L’intento, rivoluzionario, della condivisione. Stewart, infatti, chiedeva espressamente commenti ed aggiornamenti ai suoi stessi lettori che via via venivano pubblicati nei numeri successivi. Così come la Terra era un bene della comunità, anche il sapere era un bene da
condividere, in cui ogni singolo era un indiscusso ed indiscutibile protagonista.
La rivista ebbe un grande successo di pubblico e Brand ed i suoi collaboratori continuarono a pubblicarla fino al 1972, quando uscì il numero intitolato The last Whole Earth Catalog, che sarebbe dovuto essere l’ultimo, anche se poi, per amor di cronaca, non fu veramente così.

Volete sapere cosa c’era sulla copertina?

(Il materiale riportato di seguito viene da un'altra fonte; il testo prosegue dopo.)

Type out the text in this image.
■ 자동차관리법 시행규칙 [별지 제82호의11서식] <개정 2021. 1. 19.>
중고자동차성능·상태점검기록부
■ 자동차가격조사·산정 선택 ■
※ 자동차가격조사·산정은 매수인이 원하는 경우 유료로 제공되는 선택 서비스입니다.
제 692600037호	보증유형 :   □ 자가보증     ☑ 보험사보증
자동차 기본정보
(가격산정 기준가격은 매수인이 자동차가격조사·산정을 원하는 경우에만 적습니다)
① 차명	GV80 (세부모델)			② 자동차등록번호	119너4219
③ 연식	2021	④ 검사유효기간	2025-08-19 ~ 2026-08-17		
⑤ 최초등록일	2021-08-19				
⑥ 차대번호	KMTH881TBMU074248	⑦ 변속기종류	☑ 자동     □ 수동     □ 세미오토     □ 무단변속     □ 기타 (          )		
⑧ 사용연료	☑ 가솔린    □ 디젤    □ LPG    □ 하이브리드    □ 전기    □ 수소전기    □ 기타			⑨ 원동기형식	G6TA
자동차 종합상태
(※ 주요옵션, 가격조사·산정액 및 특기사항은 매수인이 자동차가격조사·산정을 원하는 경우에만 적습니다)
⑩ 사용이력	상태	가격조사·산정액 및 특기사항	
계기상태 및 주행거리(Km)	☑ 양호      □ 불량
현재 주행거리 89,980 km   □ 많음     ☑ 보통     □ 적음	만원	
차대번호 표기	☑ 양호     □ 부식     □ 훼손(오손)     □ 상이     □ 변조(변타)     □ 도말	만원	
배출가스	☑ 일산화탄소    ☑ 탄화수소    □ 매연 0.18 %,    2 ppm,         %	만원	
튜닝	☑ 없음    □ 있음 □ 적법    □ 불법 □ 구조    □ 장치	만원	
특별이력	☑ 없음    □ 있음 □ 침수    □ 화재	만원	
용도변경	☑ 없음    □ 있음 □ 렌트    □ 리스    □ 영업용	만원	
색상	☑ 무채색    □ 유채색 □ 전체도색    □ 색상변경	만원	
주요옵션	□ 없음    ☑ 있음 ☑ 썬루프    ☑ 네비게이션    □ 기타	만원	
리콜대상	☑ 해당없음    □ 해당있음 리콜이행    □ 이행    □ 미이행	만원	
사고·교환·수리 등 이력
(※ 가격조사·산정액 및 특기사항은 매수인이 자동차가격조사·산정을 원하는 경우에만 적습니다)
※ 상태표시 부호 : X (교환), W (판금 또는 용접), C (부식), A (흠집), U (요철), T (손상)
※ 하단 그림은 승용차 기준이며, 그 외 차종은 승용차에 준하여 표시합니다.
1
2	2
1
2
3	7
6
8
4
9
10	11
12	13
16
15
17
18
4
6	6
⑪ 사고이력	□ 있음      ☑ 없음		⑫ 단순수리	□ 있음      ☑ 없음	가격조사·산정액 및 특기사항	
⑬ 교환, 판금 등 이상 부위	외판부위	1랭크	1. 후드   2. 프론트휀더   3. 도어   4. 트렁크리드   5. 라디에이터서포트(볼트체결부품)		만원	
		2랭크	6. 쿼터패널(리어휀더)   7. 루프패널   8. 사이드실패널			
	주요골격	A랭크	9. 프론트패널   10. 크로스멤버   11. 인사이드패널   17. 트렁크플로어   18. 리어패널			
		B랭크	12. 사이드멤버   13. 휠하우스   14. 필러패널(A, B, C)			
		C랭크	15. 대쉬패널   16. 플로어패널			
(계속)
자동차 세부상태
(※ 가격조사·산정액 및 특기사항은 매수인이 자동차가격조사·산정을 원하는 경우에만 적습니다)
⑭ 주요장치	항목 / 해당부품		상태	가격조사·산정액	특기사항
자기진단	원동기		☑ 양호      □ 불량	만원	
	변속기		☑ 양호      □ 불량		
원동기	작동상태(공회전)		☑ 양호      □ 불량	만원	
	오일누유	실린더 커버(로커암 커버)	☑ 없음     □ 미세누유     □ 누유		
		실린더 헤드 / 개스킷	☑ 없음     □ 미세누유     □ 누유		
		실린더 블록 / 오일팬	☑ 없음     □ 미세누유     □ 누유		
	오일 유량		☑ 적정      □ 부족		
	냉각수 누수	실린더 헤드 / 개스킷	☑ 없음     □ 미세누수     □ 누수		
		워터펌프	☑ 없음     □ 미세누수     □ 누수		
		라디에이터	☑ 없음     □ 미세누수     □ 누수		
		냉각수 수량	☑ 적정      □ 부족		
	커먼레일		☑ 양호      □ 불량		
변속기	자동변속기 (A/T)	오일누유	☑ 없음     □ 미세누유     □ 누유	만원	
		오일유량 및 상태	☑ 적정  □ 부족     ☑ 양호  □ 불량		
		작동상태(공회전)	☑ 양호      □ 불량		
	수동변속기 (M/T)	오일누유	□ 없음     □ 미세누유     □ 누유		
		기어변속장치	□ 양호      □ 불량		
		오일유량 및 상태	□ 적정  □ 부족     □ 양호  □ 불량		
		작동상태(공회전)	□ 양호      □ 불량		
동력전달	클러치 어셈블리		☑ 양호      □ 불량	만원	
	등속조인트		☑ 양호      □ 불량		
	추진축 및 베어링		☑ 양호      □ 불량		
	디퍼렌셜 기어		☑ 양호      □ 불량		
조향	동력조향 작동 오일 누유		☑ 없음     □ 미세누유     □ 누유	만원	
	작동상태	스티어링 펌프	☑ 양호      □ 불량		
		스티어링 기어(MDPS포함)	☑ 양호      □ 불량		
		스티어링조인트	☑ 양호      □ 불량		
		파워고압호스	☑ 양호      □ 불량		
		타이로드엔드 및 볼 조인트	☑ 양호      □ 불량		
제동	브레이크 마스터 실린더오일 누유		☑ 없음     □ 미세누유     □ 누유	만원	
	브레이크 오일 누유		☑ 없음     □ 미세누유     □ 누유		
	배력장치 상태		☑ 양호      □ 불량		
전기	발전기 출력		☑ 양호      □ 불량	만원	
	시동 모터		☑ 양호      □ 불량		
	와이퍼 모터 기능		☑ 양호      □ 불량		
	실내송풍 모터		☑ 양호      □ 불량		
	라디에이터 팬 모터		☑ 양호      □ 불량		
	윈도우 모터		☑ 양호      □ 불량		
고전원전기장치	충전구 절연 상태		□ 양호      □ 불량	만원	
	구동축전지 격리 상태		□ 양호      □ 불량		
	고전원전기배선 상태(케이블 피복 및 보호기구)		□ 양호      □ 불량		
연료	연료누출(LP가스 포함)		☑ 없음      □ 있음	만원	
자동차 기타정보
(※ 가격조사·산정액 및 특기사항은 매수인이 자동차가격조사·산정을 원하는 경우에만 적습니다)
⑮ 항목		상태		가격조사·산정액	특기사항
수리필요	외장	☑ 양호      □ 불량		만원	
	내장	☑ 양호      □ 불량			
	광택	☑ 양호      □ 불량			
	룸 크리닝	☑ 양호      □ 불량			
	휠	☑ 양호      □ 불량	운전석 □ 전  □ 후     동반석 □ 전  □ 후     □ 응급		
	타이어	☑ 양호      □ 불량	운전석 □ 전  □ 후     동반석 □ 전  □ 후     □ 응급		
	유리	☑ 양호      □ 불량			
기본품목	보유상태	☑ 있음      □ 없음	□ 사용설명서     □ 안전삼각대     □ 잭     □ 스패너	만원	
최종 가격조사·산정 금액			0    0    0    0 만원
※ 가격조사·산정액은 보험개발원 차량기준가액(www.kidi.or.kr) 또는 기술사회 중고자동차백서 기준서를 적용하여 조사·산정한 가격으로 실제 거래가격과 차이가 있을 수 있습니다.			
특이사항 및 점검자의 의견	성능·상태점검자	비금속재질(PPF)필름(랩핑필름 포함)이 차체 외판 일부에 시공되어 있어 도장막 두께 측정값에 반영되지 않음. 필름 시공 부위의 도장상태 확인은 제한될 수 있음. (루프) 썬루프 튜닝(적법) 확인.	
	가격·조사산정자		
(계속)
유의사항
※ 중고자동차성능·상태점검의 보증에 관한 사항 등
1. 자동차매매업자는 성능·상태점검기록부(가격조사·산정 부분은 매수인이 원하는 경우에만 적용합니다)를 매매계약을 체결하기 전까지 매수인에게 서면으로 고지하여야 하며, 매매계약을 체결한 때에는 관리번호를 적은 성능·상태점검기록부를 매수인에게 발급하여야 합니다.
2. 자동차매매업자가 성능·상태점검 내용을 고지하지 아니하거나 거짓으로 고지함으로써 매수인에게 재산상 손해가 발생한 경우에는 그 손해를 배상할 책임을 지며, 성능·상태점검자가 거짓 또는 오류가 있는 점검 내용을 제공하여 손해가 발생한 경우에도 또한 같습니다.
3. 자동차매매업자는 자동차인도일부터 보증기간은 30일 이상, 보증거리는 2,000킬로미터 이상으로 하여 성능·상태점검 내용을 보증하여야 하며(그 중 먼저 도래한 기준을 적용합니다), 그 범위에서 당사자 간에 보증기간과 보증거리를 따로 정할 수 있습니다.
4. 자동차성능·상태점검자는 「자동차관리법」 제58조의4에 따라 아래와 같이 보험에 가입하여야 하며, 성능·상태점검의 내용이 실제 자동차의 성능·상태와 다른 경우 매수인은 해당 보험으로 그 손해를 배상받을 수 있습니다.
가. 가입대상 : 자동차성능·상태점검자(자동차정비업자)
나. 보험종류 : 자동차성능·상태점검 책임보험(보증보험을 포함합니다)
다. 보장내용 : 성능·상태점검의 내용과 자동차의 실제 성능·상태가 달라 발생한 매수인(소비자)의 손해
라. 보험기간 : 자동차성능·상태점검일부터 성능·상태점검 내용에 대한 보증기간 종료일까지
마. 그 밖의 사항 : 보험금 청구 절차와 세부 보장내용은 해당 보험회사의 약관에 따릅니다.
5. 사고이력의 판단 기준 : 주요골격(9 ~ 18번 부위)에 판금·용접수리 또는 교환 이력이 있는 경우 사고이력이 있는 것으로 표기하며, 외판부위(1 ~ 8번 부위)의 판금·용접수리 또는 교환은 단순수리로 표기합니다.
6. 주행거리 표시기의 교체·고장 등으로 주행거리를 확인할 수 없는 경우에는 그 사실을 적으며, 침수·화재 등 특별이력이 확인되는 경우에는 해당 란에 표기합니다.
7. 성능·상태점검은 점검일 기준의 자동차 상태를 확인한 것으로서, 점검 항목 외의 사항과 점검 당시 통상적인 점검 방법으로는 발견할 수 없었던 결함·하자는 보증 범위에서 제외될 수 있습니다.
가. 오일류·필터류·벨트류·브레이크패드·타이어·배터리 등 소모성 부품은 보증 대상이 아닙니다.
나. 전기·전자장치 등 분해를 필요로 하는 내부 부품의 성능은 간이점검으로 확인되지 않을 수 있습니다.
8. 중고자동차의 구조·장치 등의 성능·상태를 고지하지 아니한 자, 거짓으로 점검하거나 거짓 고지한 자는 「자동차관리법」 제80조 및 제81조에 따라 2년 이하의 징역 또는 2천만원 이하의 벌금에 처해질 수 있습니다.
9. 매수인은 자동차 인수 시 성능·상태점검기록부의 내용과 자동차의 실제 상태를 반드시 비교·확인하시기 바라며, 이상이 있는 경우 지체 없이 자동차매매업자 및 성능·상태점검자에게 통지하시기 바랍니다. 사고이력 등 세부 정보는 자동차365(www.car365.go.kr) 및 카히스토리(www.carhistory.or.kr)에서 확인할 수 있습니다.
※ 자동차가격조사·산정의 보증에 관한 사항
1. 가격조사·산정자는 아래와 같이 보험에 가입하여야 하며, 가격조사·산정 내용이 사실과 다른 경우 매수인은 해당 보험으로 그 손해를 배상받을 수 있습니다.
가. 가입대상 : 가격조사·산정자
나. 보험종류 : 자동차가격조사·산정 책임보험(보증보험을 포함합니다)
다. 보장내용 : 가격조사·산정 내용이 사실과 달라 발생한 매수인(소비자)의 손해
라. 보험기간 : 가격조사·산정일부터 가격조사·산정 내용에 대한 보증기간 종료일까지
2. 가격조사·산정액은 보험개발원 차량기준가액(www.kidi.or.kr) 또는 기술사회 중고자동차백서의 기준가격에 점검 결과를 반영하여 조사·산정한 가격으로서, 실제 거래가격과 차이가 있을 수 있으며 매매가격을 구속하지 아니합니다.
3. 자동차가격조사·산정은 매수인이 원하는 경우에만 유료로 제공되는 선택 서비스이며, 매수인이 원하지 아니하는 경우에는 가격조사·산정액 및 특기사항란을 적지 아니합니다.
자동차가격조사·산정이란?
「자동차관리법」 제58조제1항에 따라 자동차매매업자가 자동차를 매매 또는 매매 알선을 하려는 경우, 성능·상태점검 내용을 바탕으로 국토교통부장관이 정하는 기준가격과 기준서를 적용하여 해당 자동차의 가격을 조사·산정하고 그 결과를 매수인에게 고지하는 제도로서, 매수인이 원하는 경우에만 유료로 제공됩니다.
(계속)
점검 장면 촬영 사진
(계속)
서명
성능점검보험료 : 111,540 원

La foto di una strada di campagna accompagnata dalla frase “Stay Hungry, Stay Foolish”, il famoso mantra che ormai spopola da quando Steve Jobs, altro genio, lo usò per chiudere lo splendido discorso tenuto agli studenti dell’Università di Stanford nell’ormai lontano 2005. E chi di voi ha avuto l’attenzione di ascoltare quel discorso fino in fondo, sa che lo stesso Jobs raccontò di Stewart Brand, confessando la sua passione giovanile per il Whole Earth Catalog da lui stesso definito “il progenitore di Google”.